Yesterday I wrote that joint venture Nokia Siemens Networks (NSN) wasn’t in a position to contend for insolvent Nortel’s optical- and Ethernet-networking assets, which have received a stalking-horse auction bid of $521 million in cash and stock from Ciena.

Previously, I had wondered whether the joint venture’s two parent companies, especially Siemens, would remain committed to the struggling spinoff endeavor. Both parents have said they would incur massive goodwill writedowns on the joint venture, but they made encouraging noises about keeping it going and getting it back on track.

Behind the scenes, however, both companies are thinking long and hard about whether NSN warrants further expenditures of time, effort, and — most important of all — money.

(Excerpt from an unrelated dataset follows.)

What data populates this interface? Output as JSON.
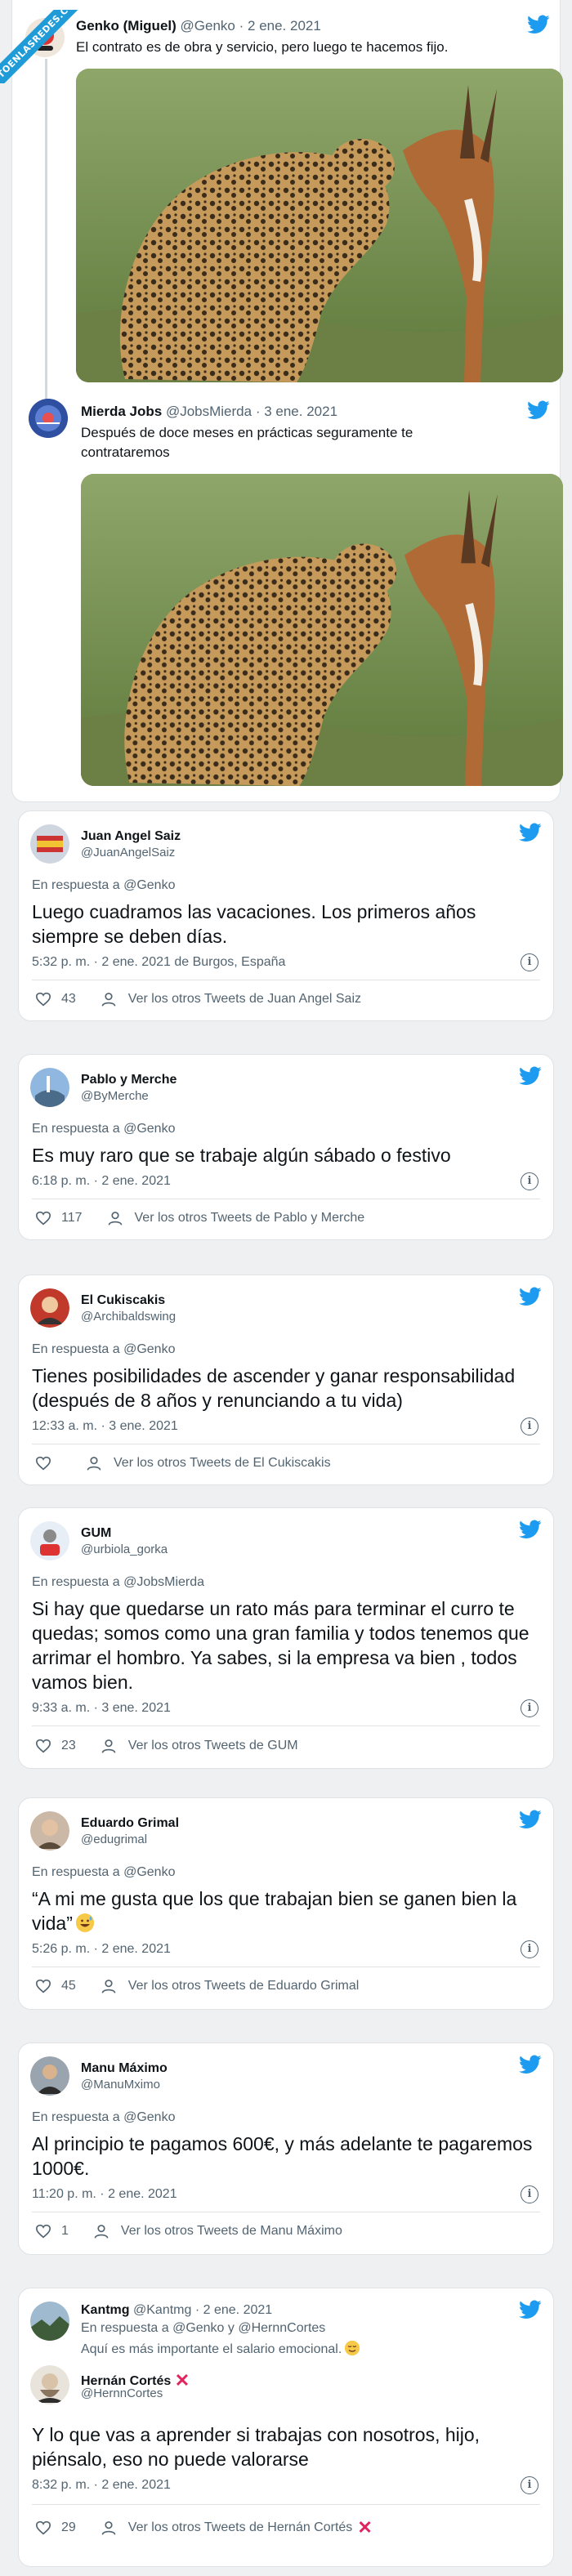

If a report in Financial Times Deutschland, as referenced by Reuters, is correct, Nokia and Siemens would like to sell their stakes in the joint venture, but they are hard pressed to find a buyer for the tarnished asset.

Said sources familiar with the situation:

“Siemens has been wanting to get out for some time, Nokia now (wants out) too.”

“I cannot imagine that NSN in its current state could be of any interest to a financial buyer.”

Beaten like a drum by competitors Ericsson and Huawei in the wireless-networks market, Nokia Siemens Networks has been losing market share and money. In the July-September quarter, the joint venture sustained an operating loss of 53 million euros ($78.88 million), with losses expected to extend through the current quarter and likely beyond.

The joint venture is cutting costs wherever possible, including through outsourcing of managed application services, but the prospects for near-term revenue growth aren’t bright.

Not particularly enamored of its IT-related investments lately, engineering conglomerate Siemens AG apparently would like a complete exit from telecommunications.